The film's one and only cast member is Australian actor Lily Sullivan. A Queenslander by upbringing, Sullivan made her debut in Mental, a 2012 comedy-drama about the nanny of a family whose mother has suffered a nervous breakdown. As one of the family's teenaged daughters, Sullivan does unshowy, competent work in a cast including Golden Globe winner and Academy Award nominee Toni Collette (Muriel's Wedding, The Sixth Sense), Anthony LaPaglia (Without A Trace, So I Married An Axe Murderer), and Liev Schreiber, last seen as the lead in Spanish director Paula Ortiz' Across The River And Into The Trees earlier this year, and whose turn as Henry Kissinger in Guy Nattiv's Golda is keenly anticipated (the film is currently in post-production).

But Sullivan first came to wider attention for her work opposite Timothy Spall (Mr. Turner, Harry Potter franchise, Spencer) in 2015's Sucker, an Aussie take on the premise of The Sting, as the daughter of Spall's character, an incorrigible confidence trickster.

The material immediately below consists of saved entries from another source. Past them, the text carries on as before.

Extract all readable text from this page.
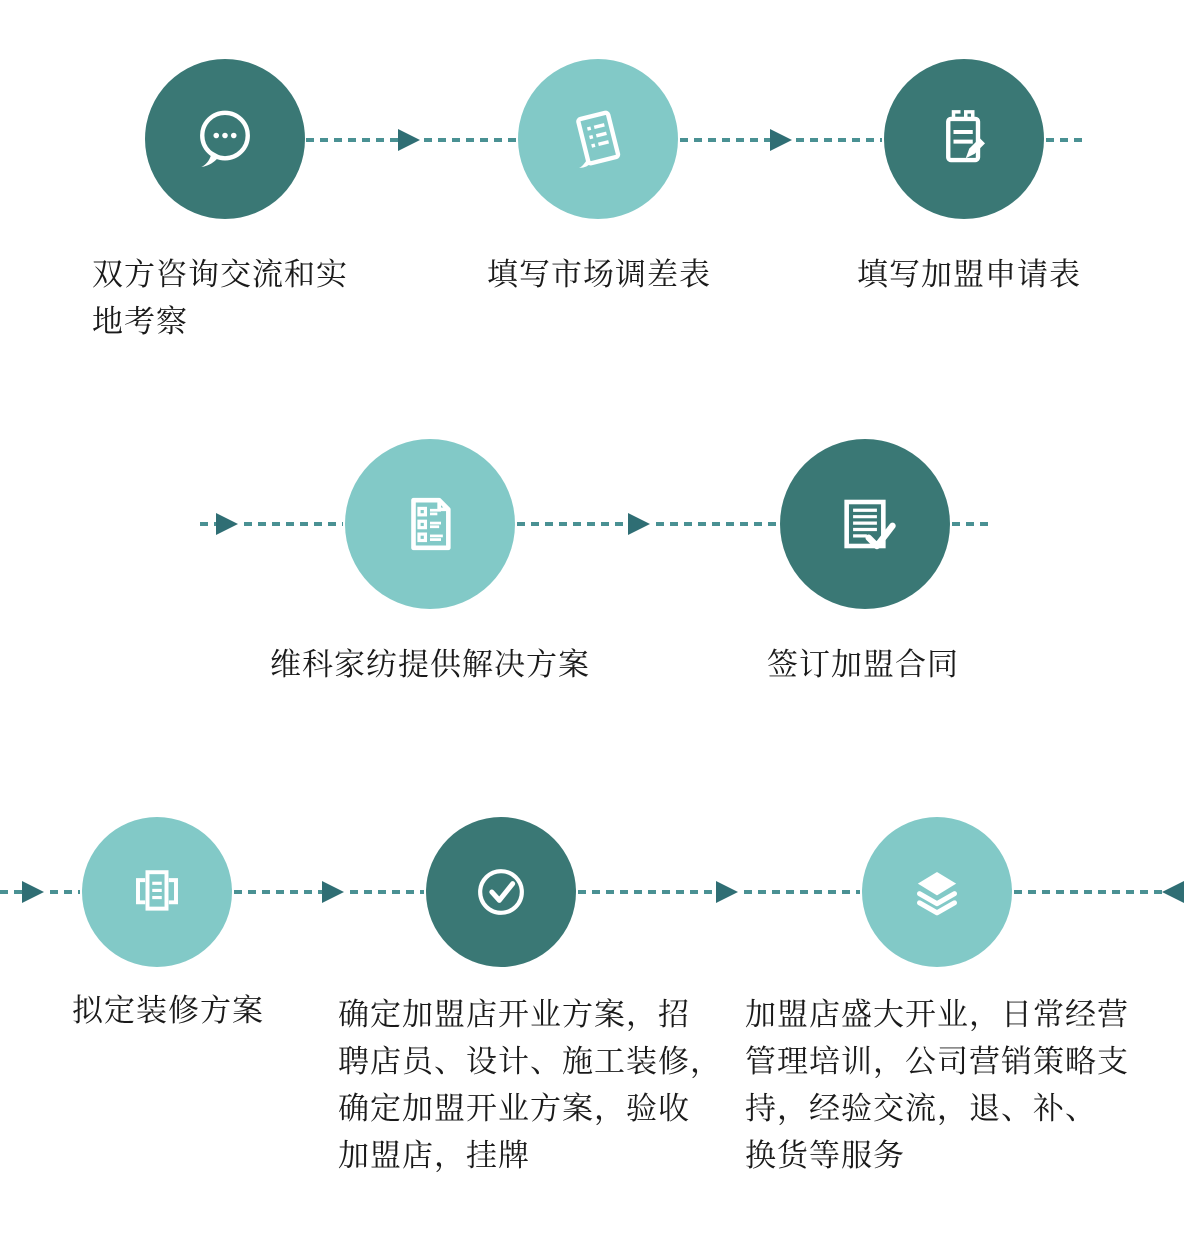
双方咨询交流和实
地考察
填写市场调差表	填写加盟申请表
维科家纺提供解决方案	签订加盟合同
拟定装修方案 确定加盟店开业方案，招
聘店员、设计、施工装修，
确定加盟开业方案，验收
加盟店，挂牌
加盟店盛大开业，日常经营
管理培训，公司营销策略支
持，经验交流，退、补、
换货等服务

Shooting for Monolith commenced in late May, and with its limited setting and single cast member, the project has benefited from an extremely quick turnaround in post-production. The movie premieres at the Adelaide Film Festival on October 27, 2022, before going into general release in Australian cinemas. Release dates for the European and North American markets have yet to be announced.